This week, most of the students are going back to school. For some, it is a holiday; the start of a new chapter in the process of learning. For others, unfortunately, it is a burden. I wish with all my heart that it was a joyful occasion for all. But it is easy to understand why it is so difficult for some of us. We’re not all the same. We all have different talents, and different interests. Once, there were trade schools for young people who didn’t have the patience to sit around all day, studying history, grammar, and mathematics. But in recent years there has been more and more focus on the academic education.
Somerset Maugham was a very fine English writer who wrote countless stories about human problems and how people deal with them, and in the best circumstances, manage to overcome them. He himself, though born into a privileged family, did not fit in. His most obvious problem was that he stammered. I read a book by him, ‘The Razor’s Edge’, which told the story of a man who searched for true meaning in life. Though I read the story more than fifty years ago, it has stayed with me all this time. What impressed me most about this story, was that his hero went to the far east in search of the spiritual meaning of life. But when he found enlightenment, he chose to return to his own country, and live the life of a common working man.

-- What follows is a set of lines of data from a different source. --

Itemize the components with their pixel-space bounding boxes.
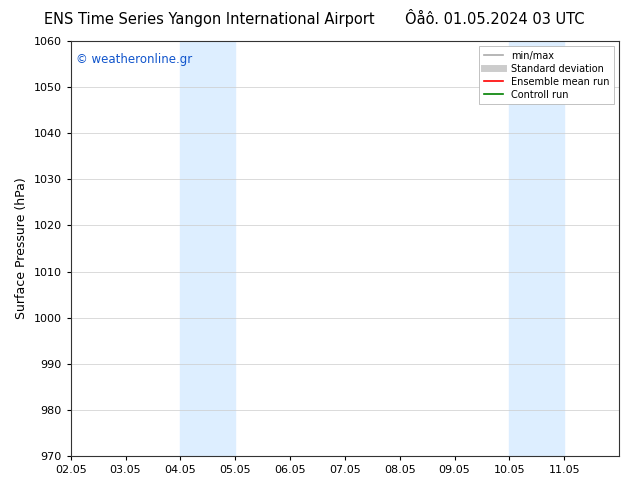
Y-axis label: Surface Pressure (hPa): Surface Pressure (hPa) [15,178,28,319]
Text: © weatheronline.gr: © weatheronline.gr [76,53,193,67]
Legend: min/max, Standard deviation, Ensemble mean run, Controll run: min/max, Standard deviation, Ensemble me… [479,46,614,104]
Bar [509,41,564,456]
Text: ENS Time Series Yangon International Airport: ENS Time Series Yangon International Air… [44,12,375,27]
Text: Ôåô. 01.05.2024 03 UTC: Ôåô. 01.05.2024 03 UTC [404,12,585,27]
Bar [180,41,235,456]
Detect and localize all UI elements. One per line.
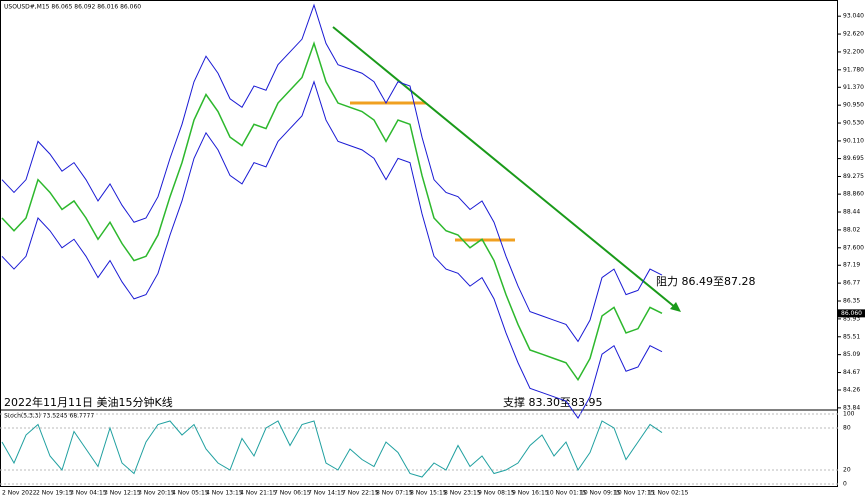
y-tick-label: 93.040 <box>843 13 864 20</box>
y-tick-label: 88.02 <box>843 226 860 233</box>
arrow-head <box>670 302 681 312</box>
stoch-line <box>1 420 663 478</box>
y-tick-label: 85.09 <box>843 351 860 358</box>
annotation: 支撑 83.30至83.95 <box>503 395 602 409</box>
y-tick-label: 86.35 <box>843 298 860 305</box>
y-tick-label: 87.600 <box>843 244 864 251</box>
x-tick-label: 3 Nov 12:15 <box>104 490 141 497</box>
x-tick-label: 8 Nov 23:15 <box>444 490 481 497</box>
x-tick-label: 4 Nov 21:15 <box>240 490 277 497</box>
x-tick-label: 4 Nov 05:15 <box>172 490 209 497</box>
y-tick-label: 89.695 <box>843 155 864 162</box>
x-tick-label: 9 Nov 16:15 <box>512 490 549 497</box>
annotation: 阻力 86.49至87.28 <box>656 275 755 288</box>
x-tick-label: 7 Nov 22:15 <box>342 490 379 497</box>
x-tick-label: 11 Nov 02:15 <box>648 490 689 497</box>
stoch-tick-label: 20 <box>843 467 851 474</box>
x-tick-label: 3 Nov 04:15 <box>70 490 107 497</box>
y-tick-label: 88.44 <box>843 209 860 216</box>
price-tag-label: 86.060 <box>841 310 862 317</box>
y-tick-label: 84.26 <box>843 386 860 393</box>
y-tick-label: 90.530 <box>843 120 864 127</box>
y-tick-label: 91.780 <box>843 66 864 73</box>
y-tick-label: 87.19 <box>843 262 860 269</box>
trend-line <box>332 26 677 309</box>
y-tick-label: 83.84 <box>843 404 860 411</box>
y-tick-label: 92.200 <box>843 48 864 55</box>
y-tick-label: 84.67 <box>843 369 860 376</box>
stoch-tick-label: 100 <box>843 411 855 418</box>
y-tick-label: 89.275 <box>843 173 864 180</box>
y-tick-label: 88.860 <box>843 191 864 198</box>
annotation: 2022年11月11日 美油15分钟K线 <box>4 395 173 409</box>
price-line <box>1 3 663 343</box>
x-tick-label: 3 Nov 20:15 <box>138 490 175 497</box>
y-tick-label: 92.620 <box>843 31 864 38</box>
price-tag <box>838 309 865 318</box>
x-tick-label: 7 Nov 14:15 <box>308 490 345 497</box>
y-tick-label: 90.110 <box>843 137 864 144</box>
x-tick-label: 8 Nov 15:15 <box>410 490 447 497</box>
stoch-tick-label: 0 <box>843 481 847 488</box>
price-line <box>1 80 663 420</box>
frame <box>0 0 838 487</box>
x-tick-label: 2 Nov 19:15 <box>36 490 73 497</box>
price-line <box>1 41 663 382</box>
x-tick-label: 7 Nov 06:15 <box>274 490 311 497</box>
y-tick-label: 91.370 <box>843 84 864 91</box>
y-tick-label: 85.51 <box>843 333 860 340</box>
stoch-title: Stoch(5,3,3) 73.5245 68.7777 <box>4 413 95 420</box>
y-tick-label: 90.950 <box>843 102 864 109</box>
x-tick-label: 9 Nov 08:15 <box>478 490 515 497</box>
x-tick-label: 10 Nov 01:15 <box>546 490 587 497</box>
stoch-tick-label: 80 <box>843 425 851 432</box>
chart-title: USOUSD#,M15 86.065 86.092 86.016 86.060 <box>4 4 141 11</box>
x-tick-label: 10 Nov 09:15 <box>580 490 621 497</box>
y-tick-label: 85.93 <box>843 315 860 322</box>
x-tick-label: 2 Nov 2022 <box>2 490 37 497</box>
x-tick-label: 4 Nov 13:15 <box>206 490 243 497</box>
x-tick-label: 10 Nov 17:15 <box>614 490 655 497</box>
y-tick-label: 86.77 <box>843 280 860 287</box>
x-tick-label: 8 Nov 07:15 <box>376 490 413 497</box>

Society offers respect and financial rewards to certain professions, that are out of all proportion to the salaries given for other sorts of work. We need garbage collectors as much as we need doctors in this world. And so, I’ve always thought that garbage collectors should not only earn as much as engineers, doctors, and lawyers… but that they should get an added bonus for doing work that is not particularly attractive. I think it is not in the public interest, that all the talented young people go running after the same ‘glamorous’ jobs. How much better it would be, if we all tried to find what was really right for us? And those who were after the money, would do some of the less attractive work.
And thinking about this, I am reminded that in every profession, there are the A students, and the C- students. The ones that excelled in acquiring an understanding of their profession, and the ones that barely got by… some of them only made it because of the compassion of teachers and friends or because of the fraternity of students. And as we go through life, we are grateful for our good luck if we find ourselves in the hands of a truly excellent doctor, or plumber, or auto mechanic… and we find ourselves close to despair when we have to go back to the operating theater, to remove the glove that was forgotten inside of us, or return to the garage, over and over again, to fix that same leak that brought us to the mechanic in the first place. The lesson to be learned from this, I believe, is not to put too much emphasis on the position that a person occupies, but to look for excellence in all places.
There was another writer, whom I came across as a young man. He did not become that famous, but I loved him especially, because though he was a gentile, when living in New York, he learned to master the Yiddish language, and even wrote a column in one of the Yiddish newspapers of the time. His name was Alexander King. In one of his stories, he tells of being wakened very early in the morning, by the garbage men outside his hotel window. There were two veterans, and a young man who was learning the trade. He peeked out of the window, and listened to the lesson, and was amazed to discover how much there was to learn about something that we all took for granted, and thought of, as the simplest of jobs.
I have always been on the lookout for excellence, and found it in all professions. Here in Jerusalem, we are blessed with a fair share of beggars. I suppose, this is because the people of Jerusalem are known for their compassion and their pity. And begging is a profession too. The picture at the start of this post, is that of one of the most impressive beggars I ever had the pleasure to meet. I took this picture years ago. Unlike others, who tell of their bad luck, or sometimes exhibit a written statement of being handicapped or disadvantaged in one way or another, this man would greet passers by with great enthusiasm, and bless them with success and happiness, and then give them a flower as a gesture of his respect. And in conclusion, he would admit, that though they had no obligation, he would very much appreciate any donation. I was always glad to see him.